S'étant présentée trois fois comme « analyste
financière » sans autres précisions, sa question a été la
même.
- Une étude que je mène me conduit à estimer que
votre liquidation judiciaire est la conséquence directe des
agissements d'un professionnel de l'immobilier indélicat. Je
souhaiterais que nous en parlions de vive voix. Avez-vous une
demi-heure à m'accorder demain?
Son premier interlocuteur l'a rabrouée.
- La page a été tournée, je ne souhaite pas
évoquer ce mauvais souvenir.
Il lui a raccroché au nez avant qu'elle ait eu le
loisir d'ergoter.
Le deuxième appel a sonné dans le vide.
Le troisième la dirige sur la messagerie de France
Telecom où, après une brève hésitation, elle dépose sa requête et
laisse son numéro de portable.
La vingtaine de feuillets apportés par Dubreuil
lue avec une extrême attention, le beau Jean-Denis s'est
rembruni... Il sourit toujours, certes, mais tristement, sans
colère visible, presque sans souffle vital. Si ce topo tombe entre
les pattes de la presse, je m'en remets pas... J'aurais jamais cru que ça faisait autant de
fric.
Très tendu, le peintre épie sa réaction.
Il reste lisse comme du marbre,
pourtant je suis sûr qu'il bout à
l'intérieur.
- Tu sais, Laurent, il y a grand danger à jouer le
jeu que tu joues.
- Je suis à vingt centimètres du gouffre, je vous
tiens par la main pour vous amener au bord... Regardez, c'est
vachement profond... Je vais tout perdre, mais vous aussi.
- Il te reste la vie... C'est précieux, la
vie.
Laurent remonte sa tignasse.
- Je me fous de vos intimidations, Moran, elles ne
m'impressionnent plus. De deux choses l'une : ou je sors d'ici avec
un chèque ou je fonce direct chez Sud-Ouest; j'ai un double de mon topo dans la
voiture.
- Il va le faire. Je
conçois mal ce ton agressif...
Laurent se lève.
- Ça suffit, j'ai compris !
Il se précipite vers la porte. Moran se rue à ses
trousses.
- Attends! Qu'est-ce que tu as compris ? Tu te
trompes sur toute la ligne, mon vieux. J'ai vu mon comptable. On
peut trouver un biais...
Dubreuil fait face. Il a les
jetons!
- Mais il est d'accord avec moi... Ce que tu me
dis, ce que tu me montres, témoigne de l'existence d'un
informateur.
- Pourquoi? Vous me croyez trop con pour établir
ce rapport?
- Oui.
- Merci!
- Parlons sans langue de bois, Laurent!
- Je peux rire, là?
- Les prix de vente prévisionnels de mes
différents programmes, que tu répertories un à un...

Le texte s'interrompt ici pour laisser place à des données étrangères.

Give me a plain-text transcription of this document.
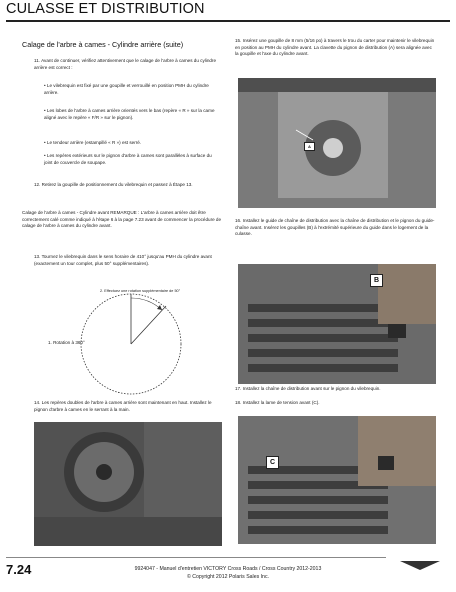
CULASSE ET DISTRIBUTION
Calage de l'arbre à cames - Cylindre arrière (suite)
11. Avant de continuer, vérifiez attentivement que le calage de l'arbre à cames du cylindre arrière est correct :
• Le vilebrequin est fixé par une goupille et verrouillé en position PMH du cylindre arrière.
• Les lobes de l'arbre à cames arrière orientés vers le bas (repère « R » sur la came aligné avec le repère « F/R » sur le pignon).
• Le tendeur arrière (estampillé « R ») est serré.
• Les repères extérieurs sur le pignon d'arbre à cames sont parallèles à surface du joint de couvercle de soupape.
12. Retirez la goupille de positionnement du vilebrequin et passez à Étape 13.
Calage de l'arbre à cames - Cylindre avant REMARQUE : L'arbre à cames arrière doit être correctement calé comme indiqué à l'étape 6 à la page 7.23 avant de commencer la procédure de calage de l'arbre à cames du cylindre avant.
13. Tournez le vilebrequin dans le sens horaire de 410° jusqu'au PMH du cylindre avant (exactement un tour complet, plus 50° supplémentaires).
2. Effectuez une rotation supplémentaire de 50°
1. Rotation à 360°
14. Les repères doubles de l'arbre à cames arrière sont maintenant en haut. Installez le pignon d'arbre à cames en le serrant à la main.
15. Insérez une goupille de 8 mm (5/16 po) à travers le trou du carter pour maintenir le vilebrequin en position au PMH du cylindre avant. La clavette du pignon de distribution (A) sera alignée avec la goupille et l'axe du cylindre avant.
A
16. Installez le guide de chaîne de distribution avec la chaîne de distribution et le pignon du guide-chaîne avant. Insérez les goupilles (B) à l'extrémité supérieure du guide dans le logement de la culasse.
B
17. Installez la chaîne de distribution avant sur le pignon du vilebrequin.
18. Installez la lame de tension avant (C).
C
7.24	9924047 - Manuel d'entretien VICTORY Cross Roads / Cross Country 2012-2013
© Copyright 2012 Polaris Sales Inc.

— C'est du bon boulot, hein !
- Pour les connaître, il faut posséder des
archives sur quinze ans; tu ne les as pas.
- Ça se trouve.
- Je sais que ces documents t'ont été fournis par
une fille qui travaille chez Geoffroy-Dornan. Je connais son
nom.
- Ah oui? Dites, pour voir. Pourquoi j'ai pas nié? Merde!
- Valérie Lataste.
Oh non! comment il a
fait? Dubreuil s'est vidé de son sang. Moran recouvre son
vrai sourire chronique.
- Tu vois, mon grand, on ne peut rien me cacher...
Je te remercie de ne pas démentir.
- C'est, c'est tellement idiot que... je vois pas
ce que je peux dire...
- Ne me déçois pas, tu mens très mal.
- Contrairement à vous !
Le beau Jean-Denis éclate de rire, il est superbe.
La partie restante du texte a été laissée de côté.